Ce village de l’arrière-pays niçois, vous ne le nommez pas dans le livre. Pour quelles raisons ?

Je ne voulais pas mettre le nom du village, pas pour protéger ma famille mais pour que tout le monde puisse reconnaître son village. Et j’ai d’ailleurs eu énormément de retours et témoignages comme quoi beaucoup de jeunes gens étaient tombés dans la toxicomanie à cette période dans leur village. Les gens se demandaient alors si le village n’était pas dans la Vésubie ou dans la Tinée. Mais c’est Puget-Théniers. L’exercice d’écriture était de faire d’une histoire intime, un vécu collectif.
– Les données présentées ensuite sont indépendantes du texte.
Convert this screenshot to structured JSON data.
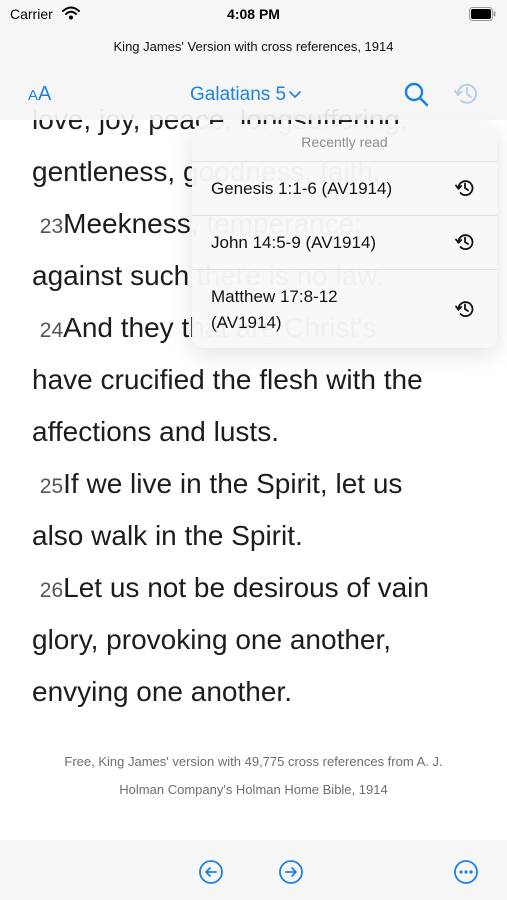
{
  "status": {
    "carrier": "Carrier",
    "time": "4:08 PM"
  },
  "header": {
    "subtitle": "King James' Version with cross references, 1914"
  },
  "nav": {
    "font_size_label_small": "A",
    "font_size_label_large": "A",
    "book": "Galatians 5"
  },
  "content": {
    "lines": [
      {
        "num": "",
        "text": "love, joy, peace, longsuffering,"
      },
      {
        "num": "",
        "text": "gentleness, goodness, faith,"
      },
      {
        "num": "23",
        "text": "Meekness, temperance:"
      },
      {
        "num": "",
        "text": "against such there is no law."
      },
      {
        "num": "24",
        "text": "And they that are Christ's"
      },
      {
        "num": "",
        "text": "have crucified the flesh with the"
      },
      {
        "num": "",
        "text": "affections and lusts."
      },
      {
        "num": "25",
        "text": "If we live in the Spirit, let us"
      },
      {
        "num": "",
        "text": "also walk in the Spirit."
      },
      {
        "num": "26",
        "text": "Let us not be desirous of vain"
      },
      {
        "num": "",
        "text": "glory, provoking one another,"
      },
      {
        "num": "",
        "text": "envying one another."
      }
    ]
  },
  "popover": {
    "title": "Recently read",
    "items": [
      {
        "line1": "Genesis 1:1-6 (AV1914)",
        "line2": ""
      },
      {
        "line1": "John 14:5-9 (AV1914)",
        "line2": ""
      },
      {
        "line1": "Matthew 17:8-12",
        "line2": "(AV1914)"
      }
    ]
  },
  "footer": {
    "line1": "Free, King James' version with 49,775 cross references from A. J.",
    "line2": "Holman Company's Holman Home Bible, 1914"
  },
  "colors": {
    "accent": "#1a82e2",
    "bar_background": "#f6f6f6",
    "text": "#1c1c1e"
  },
  "icons": [
    "wifi-icon",
    "battery-icon",
    "chevron-down-icon",
    "search-icon",
    "history-icon",
    "clock-icon",
    "arrow-left-circle-icon",
    "arrow-right-circle-icon",
    "more-circle-icon"
  ]
}
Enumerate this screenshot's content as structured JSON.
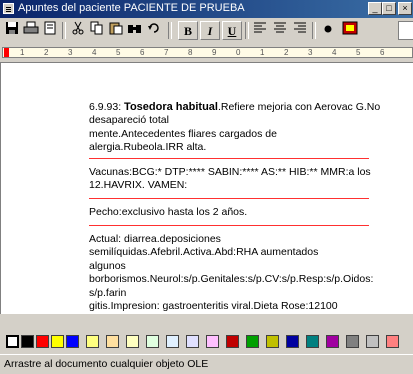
{
  "window": {
    "title": "Apuntes del paciente PACIENTE DE PRUEBA",
    "buttons": {
      "minimize": "_",
      "maximize": "□",
      "close": "×"
    }
  },
  "toolbar": {
    "bold_label": "B",
    "italic_label": "I",
    "underline_label": "U",
    "icons": [
      "save-icon",
      "print-icon",
      "print-preview-icon",
      "cut-icon",
      "copy-icon",
      "paste-icon",
      "find-icon",
      "undo-icon",
      "align-left-icon",
      "align-center-icon",
      "align-right-icon",
      "bullet-icon",
      "insert-object-icon"
    ]
  },
  "ruler": {
    "marks": [
      "1",
      "2",
      "3",
      "4",
      "5",
      "6",
      "7",
      "8",
      "9",
      "0",
      "1",
      "2",
      "3",
      "4",
      "5",
      "6"
    ]
  },
  "document": {
    "entry_date": "6.9.93:",
    "entry_heading": "Tosedora habitual",
    "entry_text": ".Refiere mejoria con Aerovac G.No desapareció total\nmente.Antecedentes fliares cargados de\nalergia.Rubeola.IRR alta.",
    "vaccines": "Vacunas:BCG:*  DTP:**** SABIN:**** AS:** HIB:** MMR:a los\n12.HAVRIX. VAMEN:",
    "feeding": "Pecho:exclusivo hasta los 2 años.",
    "current": "Actual: diarrea.deposiciones\nsemilíquidas.Afebril.Activa.Abd:RHA aumentados\nalgunos\nborborismos.Neurol:s/p.Genitales:s/p.CV:s/p.Resp:s/p.Oidos:\ns/p.farin\ngitis.Impresion: gastroenteritis viral.Dieta Rose:12100"
  },
  "palette": {
    "colors": [
      "#ffffff",
      "#000000",
      "#ff0000",
      "#ffff00",
      "#0000ff",
      "#ffff80",
      "#ffe0a0",
      "#ffffc0",
      "#e0ffe0",
      "#e0f0ff",
      "#e0e0ff",
      "#ffc0ff",
      "#c00000",
      "#00a000",
      "#c0c000",
      "#0000a0",
      "#008080",
      "#a000a0",
      "#808080",
      "#c0c0c0",
      "#ff8080"
    ]
  },
  "status": {
    "text": "Arrastre al documento cualquier objeto OLE"
  }
}
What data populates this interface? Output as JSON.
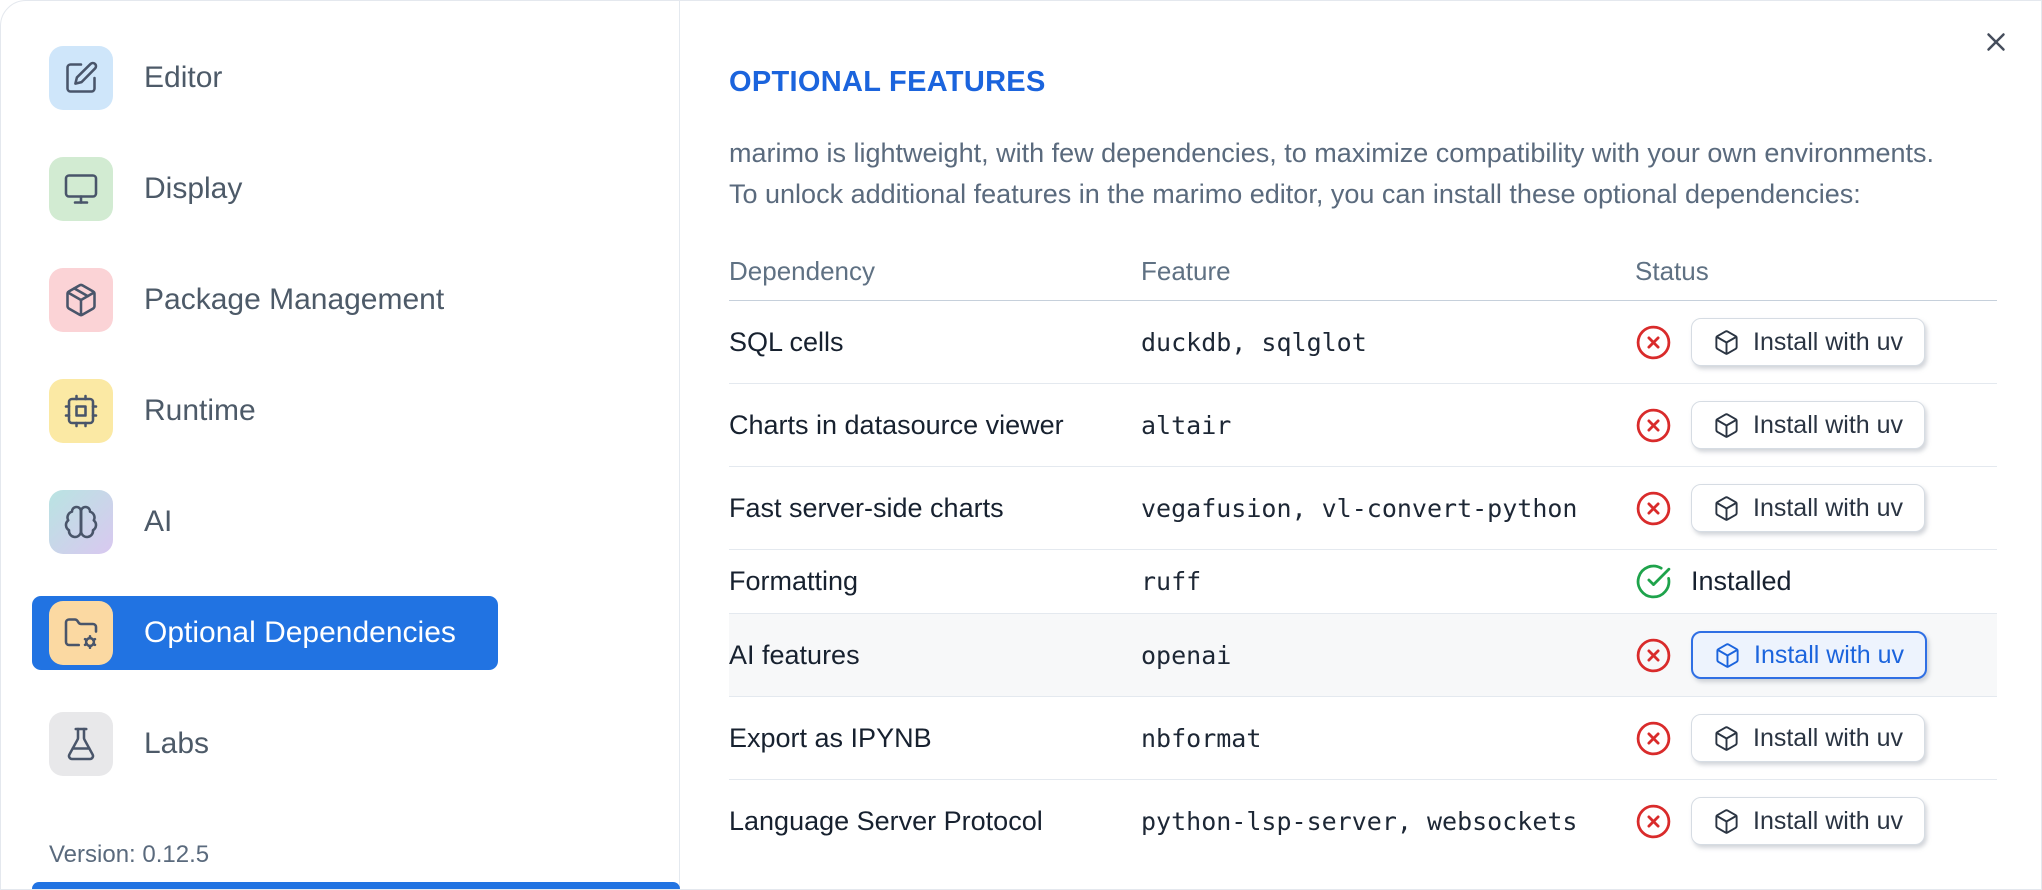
{
  "sidebar": {
    "items": [
      {
        "label": "Editor",
        "icon": "edit-icon",
        "tile_bg": "#cfe6fa",
        "selected": false
      },
      {
        "label": "Display",
        "icon": "monitor-icon",
        "tile_bg": "#d2ebd2",
        "selected": false
      },
      {
        "label": "Package Management",
        "icon": "package-icon",
        "tile_bg": "#fbd3d6",
        "selected": false
      },
      {
        "label": "Runtime",
        "icon": "cpu-icon",
        "tile_bg": "#fbe9a4",
        "selected": false
      },
      {
        "label": "AI",
        "icon": "brain-icon",
        "tile_bg": "linear-gradient(135deg,#b9e4e2,#d9c8f0)",
        "selected": false
      },
      {
        "label": "Optional Dependencies",
        "icon": "folder-cog-icon",
        "tile_bg": "#fbd9a2",
        "selected": true
      },
      {
        "label": "Labs",
        "icon": "flask-icon",
        "tile_bg": "#e8e8ea",
        "selected": false
      }
    ],
    "version": "Version: 0.12.5"
  },
  "main": {
    "title": "OPTIONAL FEATURES",
    "description": "marimo is lightweight, with few dependencies, to maximize compatibility with your own environments.\nTo unlock additional features in the marimo editor, you can install these optional dependencies:",
    "table": {
      "columns": [
        "Dependency",
        "Feature",
        "Status"
      ],
      "install_button_label": "Install with uv",
      "installed_label": "Installed",
      "rows": [
        {
          "dependency": "SQL cells",
          "feature": "duckdb, sqlglot",
          "status": "missing",
          "highlighted": false
        },
        {
          "dependency": "Charts in datasource viewer",
          "feature": "altair",
          "status": "missing",
          "highlighted": false
        },
        {
          "dependency": "Fast server-side charts",
          "feature": "vegafusion, vl-convert-python",
          "status": "missing",
          "highlighted": false
        },
        {
          "dependency": "Formatting",
          "feature": "ruff",
          "status": "installed",
          "highlighted": false
        },
        {
          "dependency": "AI features",
          "feature": "openai",
          "status": "missing",
          "highlighted": true
        },
        {
          "dependency": "Export as IPYNB",
          "feature": "nbformat",
          "status": "missing",
          "highlighted": false
        },
        {
          "dependency": "Language Server Protocol",
          "feature": "python-lsp-server, websockets",
          "status": "missing",
          "highlighted": false
        }
      ]
    }
  },
  "colors": {
    "accent_blue": "#2173e2",
    "title_blue": "#1b64dd",
    "status_missing_red": "#d92b2b",
    "status_installed_green": "#1ea34b"
  }
}
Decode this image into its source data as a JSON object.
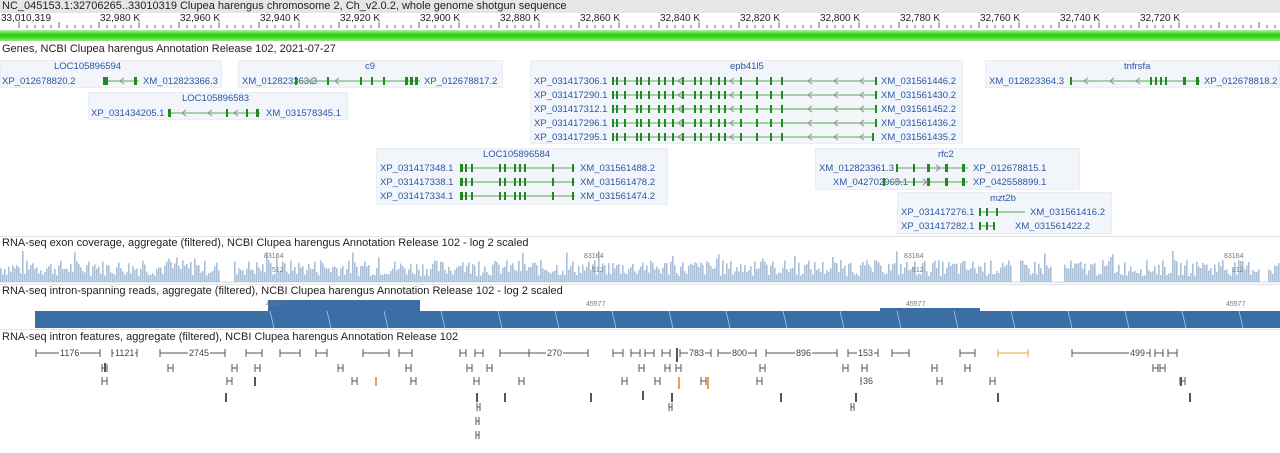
{
  "title": "NC_045153.1:32706265..33010319 Clupea harengus chromosome 2, Ch_v2.0.2, whole genome shotgun sequence",
  "ruler": {
    "start_label": "33,010,319",
    "ticks": [
      "32,980 K",
      "32,960 K",
      "32,940 K",
      "32,920 K",
      "32,900 K",
      "32,880 K",
      "32,860 K",
      "32,840 K",
      "32,820 K",
      "32,800 K",
      "32,780 K",
      "32,760 K",
      "32,740 K",
      "32,720 K"
    ]
  },
  "tracks": {
    "genes": "Genes, NCBI Clupea harengus Annotation Release 102, 2021-07-27",
    "exon_coverage": "RNA-seq exon coverage, aggregate (filtered), NCBI Clupea harengus Annotation Release 102 - log 2 scaled",
    "intron_reads": "RNA-seq intron-spanning reads, aggregate (filtered), NCBI Clupea harengus Annotation Release 102 - log 2 scaled",
    "intron_features": "RNA-seq intron features, aggregate (filtered), NCBI Clupea harengus Annotation Release 102"
  },
  "genes": [
    {
      "name": "LOC105896594",
      "left": "XP_012678820.2",
      "right": "XM_012823366.3"
    },
    {
      "name": "c9",
      "left": "XM_012823363.3",
      "right": "XP_012678817.2"
    },
    {
      "name": "epb41l5",
      "rows": [
        {
          "left": "XP_031417306.1",
          "right": "XM_031561446.2"
        },
        {
          "left": "XP_031417290.1",
          "right": "XM_031561430.2"
        },
        {
          "left": "XP_031417312.1",
          "right": "XM_031561452.2"
        },
        {
          "left": "XP_031417296.1",
          "right": "XM_031561436.2"
        },
        {
          "left": "XP_031417295.1",
          "right": "XM_031561435.2"
        }
      ]
    },
    {
      "name": "tnfrsfa",
      "left": "XM_012823364.3",
      "right": "XP_012678818.2"
    },
    {
      "name": "LOC105896583",
      "left": "XP_031434205.1",
      "right": "XM_031578345.1"
    },
    {
      "name": "LOC105896584",
      "rows": [
        {
          "left": "XP_031417348.1",
          "right": "XM_031561488.2"
        },
        {
          "left": "XP_031417338.1",
          "right": "XM_031561478.2"
        },
        {
          "left": "XP_031417334.1",
          "right": "XM_031561474.2"
        }
      ]
    },
    {
      "name": "rfc2",
      "rows": [
        {
          "left": "XM_012823361.3",
          "right": "XP_012678815.1"
        },
        {
          "left": "XM_042702965.1",
          "right": "XP_042558899.1"
        }
      ]
    },
    {
      "name": "mzt2b",
      "rows": [
        {
          "left": "XP_031417276.1",
          "right": "XM_031561416.2"
        },
        {
          "left": "XP_031417282.1",
          "right": "XM_031561422.2"
        }
      ]
    }
  ],
  "coverage": {
    "max_label": "83164",
    "min_label": "512",
    "intron_max_label": "45577"
  },
  "intron_feature_counts": [
    "1176",
    "1121",
    "2745",
    "270",
    "783",
    "800",
    "896",
    "153",
    "36",
    "499"
  ],
  "colors": {
    "gene": "#1f8a1f",
    "gene_label": "#2a57a3",
    "coverage": "#a9bfd6",
    "intron_reads": "#3a6ea5",
    "feature": "#555555",
    "feature_highlight": "#e8a33a"
  }
}
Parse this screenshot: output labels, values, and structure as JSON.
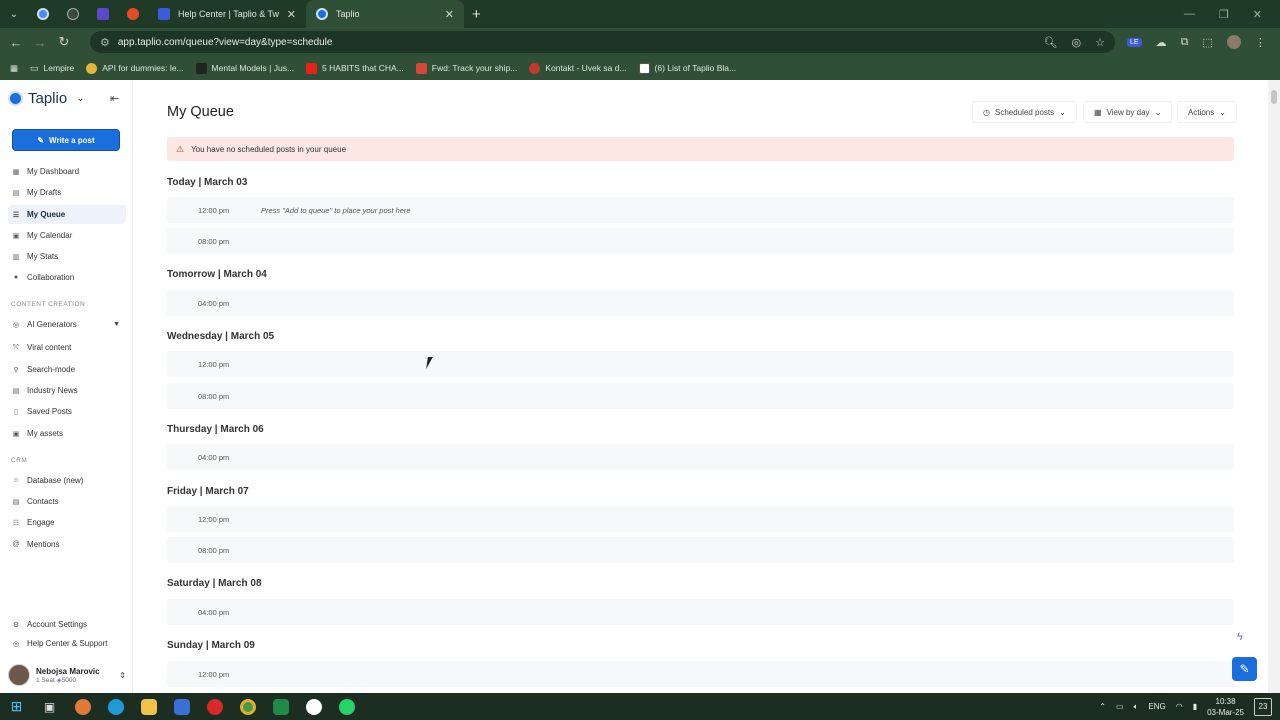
{
  "browser": {
    "tabs": [
      {
        "title": "Help Center | Taplio & Tweet H",
        "favicon": "taplio-help-icon"
      },
      {
        "title": "Taplio",
        "favicon": "taplio-icon"
      }
    ],
    "url": "app.taplio.com/queue?view=day&type=schedule",
    "bookmarks": [
      "Lempire",
      "API for dummies: le...",
      "Mental Models | Jus...",
      "5 HABITS that CHA...",
      "Fwd: Track your ship...",
      "Kontakt - Uvek sa d...",
      "(6) List of Taplio Bla..."
    ]
  },
  "sidebar": {
    "brand": "Taplio",
    "write_button": "Write a post",
    "nav": [
      {
        "label": "My Dashboard",
        "icon": "dashboard-icon"
      },
      {
        "label": "My Drafts",
        "icon": "drafts-icon"
      },
      {
        "label": "My Queue",
        "icon": "queue-icon",
        "active": true
      },
      {
        "label": "My Calendar",
        "icon": "calendar-icon"
      },
      {
        "label": "My Stats",
        "icon": "stats-icon"
      },
      {
        "label": "Collaboration",
        "icon": "collaboration-icon"
      }
    ],
    "content_creation_heading": "CONTENT CREATION",
    "content_creation": [
      {
        "label": "AI Generators",
        "icon": "ai-icon"
      },
      {
        "label": "Viral content",
        "icon": "viral-icon"
      },
      {
        "label": "Search-mode",
        "icon": "search-icon"
      },
      {
        "label": "Industry News",
        "icon": "news-icon"
      },
      {
        "label": "Saved Posts",
        "icon": "bookmark-icon"
      },
      {
        "label": "My assets",
        "icon": "assets-icon"
      }
    ],
    "crm_heading": "CRM",
    "crm": [
      {
        "label": "Database (new)",
        "icon": "database-icon"
      },
      {
        "label": "Contacts",
        "icon": "contacts-icon"
      },
      {
        "label": "Engage",
        "icon": "engage-icon"
      },
      {
        "label": "Mentions",
        "icon": "mentions-icon"
      }
    ],
    "account_settings": "Account Settings",
    "help_center": "Help Center & Support",
    "user": {
      "name": "Nebojsa Marovic",
      "seat": "1 Seat",
      "credits": "5000"
    }
  },
  "main": {
    "title": "My Queue",
    "scheduled_posts": "Scheduled posts",
    "view_by_day": "View by day",
    "actions": "Actions",
    "alert": "You have no scheduled posts in your queue",
    "days": [
      {
        "label": "Today | March 03",
        "slots": [
          {
            "time": "12:00 pm",
            "hint": "Press \"Add to queue\" to place your post here"
          },
          {
            "time": "08:00 pm"
          }
        ]
      },
      {
        "label": "Tomorrow | March 04",
        "slots": [
          {
            "time": "04:00 pm"
          }
        ]
      },
      {
        "label": "Wednesday | March 05",
        "slots": [
          {
            "time": "12:00 pm"
          },
          {
            "time": "08:00 pm"
          }
        ]
      },
      {
        "label": "Thursday | March 06",
        "slots": [
          {
            "time": "04:00 pm"
          }
        ]
      },
      {
        "label": "Friday | March 07",
        "slots": [
          {
            "time": "12:00 pm"
          },
          {
            "time": "08:00 pm"
          }
        ]
      },
      {
        "label": "Saturday | March 08",
        "slots": [
          {
            "time": "04:00 pm"
          }
        ]
      },
      {
        "label": "Sunday | March 09",
        "slots": [
          {
            "time": "12:00 pm"
          }
        ]
      }
    ]
  },
  "taskbar": {
    "lang": "ENG",
    "time": "10:38",
    "date": "03-Mar-25",
    "notifications": "23"
  },
  "colors": {
    "accent": "#1a6fdc",
    "chrome": "#2f4f37",
    "alert_bg": "#fbe7e3"
  }
}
D’une manière générale, à travers mes recherches, j’ai découvert que la Côte d’Azur était particulièrement touchée par l’héroïne dans la fin des années 1970, avec un facteur culturel qui m’échappe mais qui peut s’expliquer par cette volonté d’avoir une vie différente de celles des parents.

Ce sont alors eux, « les enfants endormis » ?

Quand il a fallu réfléchir au titre, je voulais trouver un titre qui ne soit pas le début de mon histoire mais celui du début du phénomène qui va heurter un village. Et effectivement, ça m’a marqué parce que mon grand-père, qui n’a jamais parlé de cette histoire et ne l’a fait que grâce à l’Alzheimer, disait « on a retrouvé ton oncle endormi dans la rue » avec une seringue dans le bras. C’était aussi l’expression employée par des médecins niçois pour parler de ces jeunes héroïnomanes. En effet, cette drogue ne se consomme pas dans le secret des appartements, par effet de manque, on n’attend pas de rentrer pour se piquer et c’est en ça qu’elle pose problème dans la voie publique.

Quarante ans après, cette histoire fait aussi écho à d’autres pandémies…

Effectivement, avec le Covid-19, on a vu qu’il y avait des morts plus coupables que d’autres. On a revu apparaître avec cette nouvelle pandémie, des guerres d’ego de médecins, des concurrences des laboratoires. On a revécu des choses qu’on pensait avoir oubliées. On s’est aussi rendu compte qu’il y avait une mémoire collective liée à des maladies. Quand bien même on n’avait pas été frappé par le sida au premier degré, on hérite de cette tragédie. C’est à ce titre qu’il me semblait intéressant de parler. Quarante ans plus tard, il est aussi important de continuer de se documenter et de parler du sida parce qu’à travers une méconnaissance, on ne peut pas se prémunir des virus qui nous attendent. Par exemple, si on avait une connaissance complète de la pandémie du VIH sida, on regarderait la variole du singe de manière peut-être un peu plus armée.



Est-ce que ce livre va en amener un autre ?

A la fin du roman, mon père s’en va et pas qu’à cause du VIH. Et j’ai l’impression, dans mon tissu d’amis, que l’angle mort de cette génération, c’est toujours le père, pour tout un tas de raisons. C’est le mystère de beaucoup de personnes. Donc j’aimerais beaucoup travailler sur ce départ du père tout en intégrant ce tissu social qu’on appelle la France périphérique. S’il y a un deuxième roman, ce sera là-dessus. Le but ce serait d’essayer de dire de l’intime mais pas tant pour s’exposer personnellement que pour essayer de partager des expériences qui auraient pu être collectives.